In college, I became a vegetarian. I don’t remember when or why, I just did. The cessation of meat consumption didn’t really, at least I don’t think, come with knowledge about healthy eating. It wasn’t until I went to work for Milton Hershey School full-time at Springboard Academy that I began to teach myself about nutrition. I’d began some studying in Chicago, but I made pennies and couldn’t afford healthy shit anyway. When I got to Springboard I made enough money that I could live alone AND afford healthy food items. Hell. Yes. When I learned about quinoa I damn near lost my shit. Stevia? Hell, that knowledge pretty much gave me an aneurysm. Even then, I was in a SUPER toxic relationship with someone who had CF. You may not know, but people with CF need to consume large amounts of fat. People with ADPKD like I have don’t. So with this toxic relationship not only was I not strong enough to set healthy boundaries for myself, the person I was with had the exact opposite dietary needs as I had.
Moving to Seattle is what did it for me. I was working as an Outdoor Educator and physical activity was my life. When I started with Seattle Public Schools, I had enough money, again, to afford the food we all deserve. My apartment was across the street from a Jewel Osco, and few blocks from Trader Joe’s, and the Central Co-o: Madison Market — my favorite place in Seattle. I spent so much time at the co-op learning about vegetables, buying fresh breads and cheeses, selecting kombucha, and focusing on my overall well-being. This was two years ago. I’m twenty-nine years old and my healthy relationship with food and nutrition just started. I’m still a baby.
My hope is that my fast will tune my brain and my heart to the key of my stomach. I don’t want to eat when I’m not hungry. I want to remember what hunger feels like and associate that with goodness. Like it’s a message from my body that reads,
“Hey, thanks so much for that last meal. We’ve sent it on to do great things and are looking forward to more. ”

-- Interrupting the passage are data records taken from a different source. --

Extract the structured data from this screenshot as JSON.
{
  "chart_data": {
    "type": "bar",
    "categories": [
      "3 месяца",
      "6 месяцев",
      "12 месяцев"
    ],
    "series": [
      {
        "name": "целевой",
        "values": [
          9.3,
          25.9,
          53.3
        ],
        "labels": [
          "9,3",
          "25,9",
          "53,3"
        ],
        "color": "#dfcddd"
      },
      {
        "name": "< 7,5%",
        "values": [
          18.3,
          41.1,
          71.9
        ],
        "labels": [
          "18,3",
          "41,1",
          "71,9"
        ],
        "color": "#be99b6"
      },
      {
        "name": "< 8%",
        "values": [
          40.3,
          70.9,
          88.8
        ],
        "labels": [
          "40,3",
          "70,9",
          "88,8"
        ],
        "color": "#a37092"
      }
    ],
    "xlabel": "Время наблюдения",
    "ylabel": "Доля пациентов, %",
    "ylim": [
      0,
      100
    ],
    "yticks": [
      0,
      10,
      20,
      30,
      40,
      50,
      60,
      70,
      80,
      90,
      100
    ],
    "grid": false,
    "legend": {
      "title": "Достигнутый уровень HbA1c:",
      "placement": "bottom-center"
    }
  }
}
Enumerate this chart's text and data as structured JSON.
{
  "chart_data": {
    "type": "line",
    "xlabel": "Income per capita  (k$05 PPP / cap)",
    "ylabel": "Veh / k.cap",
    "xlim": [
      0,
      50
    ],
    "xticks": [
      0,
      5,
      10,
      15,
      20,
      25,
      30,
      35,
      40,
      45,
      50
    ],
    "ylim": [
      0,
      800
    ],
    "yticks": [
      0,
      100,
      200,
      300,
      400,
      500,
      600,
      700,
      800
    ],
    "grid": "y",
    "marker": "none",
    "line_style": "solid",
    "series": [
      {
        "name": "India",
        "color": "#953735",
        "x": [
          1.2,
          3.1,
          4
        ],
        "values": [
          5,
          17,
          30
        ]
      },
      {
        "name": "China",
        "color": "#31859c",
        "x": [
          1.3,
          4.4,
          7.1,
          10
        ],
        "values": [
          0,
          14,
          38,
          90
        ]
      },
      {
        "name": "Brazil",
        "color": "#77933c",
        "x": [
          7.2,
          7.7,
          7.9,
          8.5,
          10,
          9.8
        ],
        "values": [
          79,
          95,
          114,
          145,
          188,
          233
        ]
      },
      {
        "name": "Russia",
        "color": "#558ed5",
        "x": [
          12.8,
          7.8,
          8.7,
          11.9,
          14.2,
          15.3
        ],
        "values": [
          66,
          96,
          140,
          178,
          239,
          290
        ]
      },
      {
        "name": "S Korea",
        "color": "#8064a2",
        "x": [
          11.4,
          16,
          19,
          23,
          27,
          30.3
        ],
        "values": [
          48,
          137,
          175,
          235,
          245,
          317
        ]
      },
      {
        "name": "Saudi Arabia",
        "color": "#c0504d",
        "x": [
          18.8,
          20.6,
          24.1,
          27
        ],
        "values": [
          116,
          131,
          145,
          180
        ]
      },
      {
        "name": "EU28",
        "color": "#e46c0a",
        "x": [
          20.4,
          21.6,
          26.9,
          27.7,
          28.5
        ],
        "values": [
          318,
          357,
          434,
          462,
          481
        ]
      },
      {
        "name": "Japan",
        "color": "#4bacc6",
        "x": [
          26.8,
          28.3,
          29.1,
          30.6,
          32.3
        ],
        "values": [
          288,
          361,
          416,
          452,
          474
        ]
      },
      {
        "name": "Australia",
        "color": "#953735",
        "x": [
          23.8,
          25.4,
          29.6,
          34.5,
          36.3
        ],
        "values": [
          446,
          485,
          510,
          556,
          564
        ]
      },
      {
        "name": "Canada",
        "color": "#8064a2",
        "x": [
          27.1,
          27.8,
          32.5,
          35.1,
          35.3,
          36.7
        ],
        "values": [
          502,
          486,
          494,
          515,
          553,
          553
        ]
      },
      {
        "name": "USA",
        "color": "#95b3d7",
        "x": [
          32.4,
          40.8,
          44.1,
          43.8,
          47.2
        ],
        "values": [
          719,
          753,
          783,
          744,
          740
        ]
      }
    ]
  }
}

“Holy shit we’re hungry. We’re hungry. Fuck, when’re we going to eat again? Are we going to eat again? Who remembers how to make biscuits?! Flour’s cheap. We can use water instead of milk. That’ll keep us from dying, right?! Right?!”

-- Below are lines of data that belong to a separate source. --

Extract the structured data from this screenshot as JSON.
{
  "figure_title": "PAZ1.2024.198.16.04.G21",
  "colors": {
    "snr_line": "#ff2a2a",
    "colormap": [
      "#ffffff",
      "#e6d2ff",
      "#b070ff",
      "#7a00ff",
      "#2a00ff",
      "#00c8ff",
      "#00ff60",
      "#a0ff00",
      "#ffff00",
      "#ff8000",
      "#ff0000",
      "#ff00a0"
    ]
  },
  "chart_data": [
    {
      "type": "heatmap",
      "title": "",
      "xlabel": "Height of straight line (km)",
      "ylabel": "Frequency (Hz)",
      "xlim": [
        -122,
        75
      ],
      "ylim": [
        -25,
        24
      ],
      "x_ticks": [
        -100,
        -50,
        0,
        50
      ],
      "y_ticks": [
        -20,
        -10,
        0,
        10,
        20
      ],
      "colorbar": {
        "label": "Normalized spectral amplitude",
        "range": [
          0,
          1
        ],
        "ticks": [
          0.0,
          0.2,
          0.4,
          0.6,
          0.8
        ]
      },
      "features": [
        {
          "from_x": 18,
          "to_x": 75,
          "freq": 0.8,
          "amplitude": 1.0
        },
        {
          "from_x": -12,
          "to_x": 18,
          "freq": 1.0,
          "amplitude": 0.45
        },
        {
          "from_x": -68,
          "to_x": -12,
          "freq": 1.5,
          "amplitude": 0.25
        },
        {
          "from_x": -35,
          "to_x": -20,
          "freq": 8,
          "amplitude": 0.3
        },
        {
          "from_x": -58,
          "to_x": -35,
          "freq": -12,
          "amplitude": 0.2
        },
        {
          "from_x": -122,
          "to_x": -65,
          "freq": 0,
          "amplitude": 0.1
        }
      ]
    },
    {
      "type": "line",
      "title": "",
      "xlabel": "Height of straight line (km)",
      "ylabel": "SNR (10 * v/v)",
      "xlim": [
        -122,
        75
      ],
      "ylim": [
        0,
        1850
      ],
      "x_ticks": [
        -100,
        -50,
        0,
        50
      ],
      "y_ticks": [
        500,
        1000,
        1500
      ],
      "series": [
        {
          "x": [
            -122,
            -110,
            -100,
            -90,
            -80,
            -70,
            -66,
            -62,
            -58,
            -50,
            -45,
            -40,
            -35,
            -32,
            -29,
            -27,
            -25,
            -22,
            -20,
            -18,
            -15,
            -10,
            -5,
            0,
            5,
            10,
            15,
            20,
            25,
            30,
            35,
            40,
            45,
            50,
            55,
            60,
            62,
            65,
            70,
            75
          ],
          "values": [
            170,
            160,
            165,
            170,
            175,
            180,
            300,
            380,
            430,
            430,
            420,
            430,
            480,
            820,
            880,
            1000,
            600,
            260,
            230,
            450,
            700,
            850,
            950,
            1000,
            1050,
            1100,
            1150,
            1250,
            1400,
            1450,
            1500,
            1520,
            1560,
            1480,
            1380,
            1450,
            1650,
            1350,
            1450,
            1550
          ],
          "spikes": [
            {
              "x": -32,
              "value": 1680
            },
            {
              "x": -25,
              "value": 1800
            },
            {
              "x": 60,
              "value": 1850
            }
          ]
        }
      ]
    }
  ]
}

Two very different messages. I’m tired of teaching my body that panic is a good way to approach meeting its needs.
This NOLS course will test me physically, mentally, emotionally, and professionally. I’m worried about meeting my cohort and being the only Brown person. Worse yet, would be finding out I’m the only Brown person with no White allies. My standard for interacting with Whiteness is pretty concrete. I’m not going to sacrifice my wellness because of ignorance. I will not allow someone to learn off of my back. My story is not a novelty it’s my life. I don’t know how I can/would/should respond to racist shit that occurs Outside in this situation. Actually, I don’t want to deal with it all I just want to fucking play outside because it’s my favorite thing to do.
What I can do is prepare (as much as possible) my body for the physical challenges that are certain. Cause NOLS is hard, y’all. I can sharpen my mind and clear out space for frequent visits. Other than that, I can only rely on the me that’s been alive this long and has not gone to prison for reacting to hate — purposeful, or accidental.